Ender's Game: The enemy gate is down

Corria o ano de 1977 quando, nas paginas da revista "Analog Science Fiction and Fact", um jovem autor norte-americano chamado Orson Scott Card viu publicado um conto seu. Esse conto, intitulado Ender's Game, contava a história de "Ender" Wiggin, uma criança-prodígio com uma ascensão meteórica na hierarquia militar devido à genialidade táctica revelada na "Battle School" - e será essa sua capacidade que irá vencer a guerra que a Humanidade trava contra uma raça de insectóides alienígenas. Já nos anos 80 esse conto seria alargado para um romance, curto e intenso, que manteve o título original - e que num ápice se tornou num dos mais aclamados clássicos da ficção científica moderna, tanto pela crítica como pelo fandom, vencendo os principais prémios do género e dando origem a uma vasta série literária que Card tem desenvolvido desde então. E há muito que se falava de uma adaptação ao cinema, com o próprio autor a escrever vários argumentos ao longo dos anos. Em 2009, o projecto começou por fim a sair do development hell que mantém no limbo várias adaptações de clássicos da ficção científica literária; e um ano mais tarde, o realizador Gavin Hood (X-Men Origins: Wolverine) entrou no projecto, seguido de um elenco a todos os níveis impressionante.

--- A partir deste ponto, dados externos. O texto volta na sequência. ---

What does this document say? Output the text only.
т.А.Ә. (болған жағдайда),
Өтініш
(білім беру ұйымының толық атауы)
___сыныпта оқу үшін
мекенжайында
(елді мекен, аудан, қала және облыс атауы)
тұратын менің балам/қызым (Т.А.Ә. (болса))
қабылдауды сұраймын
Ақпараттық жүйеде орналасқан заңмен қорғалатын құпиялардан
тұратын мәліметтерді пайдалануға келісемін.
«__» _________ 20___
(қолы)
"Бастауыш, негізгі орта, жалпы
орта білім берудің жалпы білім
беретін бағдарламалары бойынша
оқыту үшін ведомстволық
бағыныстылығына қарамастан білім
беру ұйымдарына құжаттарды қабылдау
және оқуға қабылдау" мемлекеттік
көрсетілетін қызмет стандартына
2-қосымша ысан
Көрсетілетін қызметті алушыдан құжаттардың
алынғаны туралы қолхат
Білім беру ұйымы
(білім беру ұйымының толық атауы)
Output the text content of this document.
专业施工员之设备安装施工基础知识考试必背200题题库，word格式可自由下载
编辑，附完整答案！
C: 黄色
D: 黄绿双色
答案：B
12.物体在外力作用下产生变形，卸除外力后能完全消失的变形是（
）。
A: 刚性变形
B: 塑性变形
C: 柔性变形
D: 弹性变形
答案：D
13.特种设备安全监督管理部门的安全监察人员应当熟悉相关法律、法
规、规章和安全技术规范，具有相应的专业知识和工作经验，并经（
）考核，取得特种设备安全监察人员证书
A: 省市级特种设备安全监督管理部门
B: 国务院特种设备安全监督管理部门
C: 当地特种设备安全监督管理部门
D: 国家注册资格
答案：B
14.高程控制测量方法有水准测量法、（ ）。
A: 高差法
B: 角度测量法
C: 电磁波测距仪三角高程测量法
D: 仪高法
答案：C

A estreia foi marcada para 2013; e, 28 anos volvidos sobre a publicação do livro, Andrew "Ender" Wiggin, Mazer Rackham, a "Battle School" e os Formics chegaram finalmente ao grande ecrã, com Ender's Game.

6 de agosto de 2013

Ender's Game: Novo trailer

Foi hoje revelado mais um trailer (o último, diz-se) de Ender's Game, com novas imagens da adaptação cinematográfica do livro de Orson Scott Card, excelentes efeitos especiais e um aparente spoiler gigantesco - os trailers contemporâneos deixam muito pouco para a imaginação, mesmo quando, neste caso, não é ainda claro se os enredos mais ou menos secundários do videojogo e da ascensão de Peter e Valentine serão relevantes. De qualquer forma, e pelo menos em formato de trailer, Ender's Game parece um filme bastante promissor. A estreia está marcada para Novembro.


Fonte: io9

28 de julho de 2013

Citação fantástica (77)

Perhaps it's impossible to wear an identity without becoming what you pretend to be.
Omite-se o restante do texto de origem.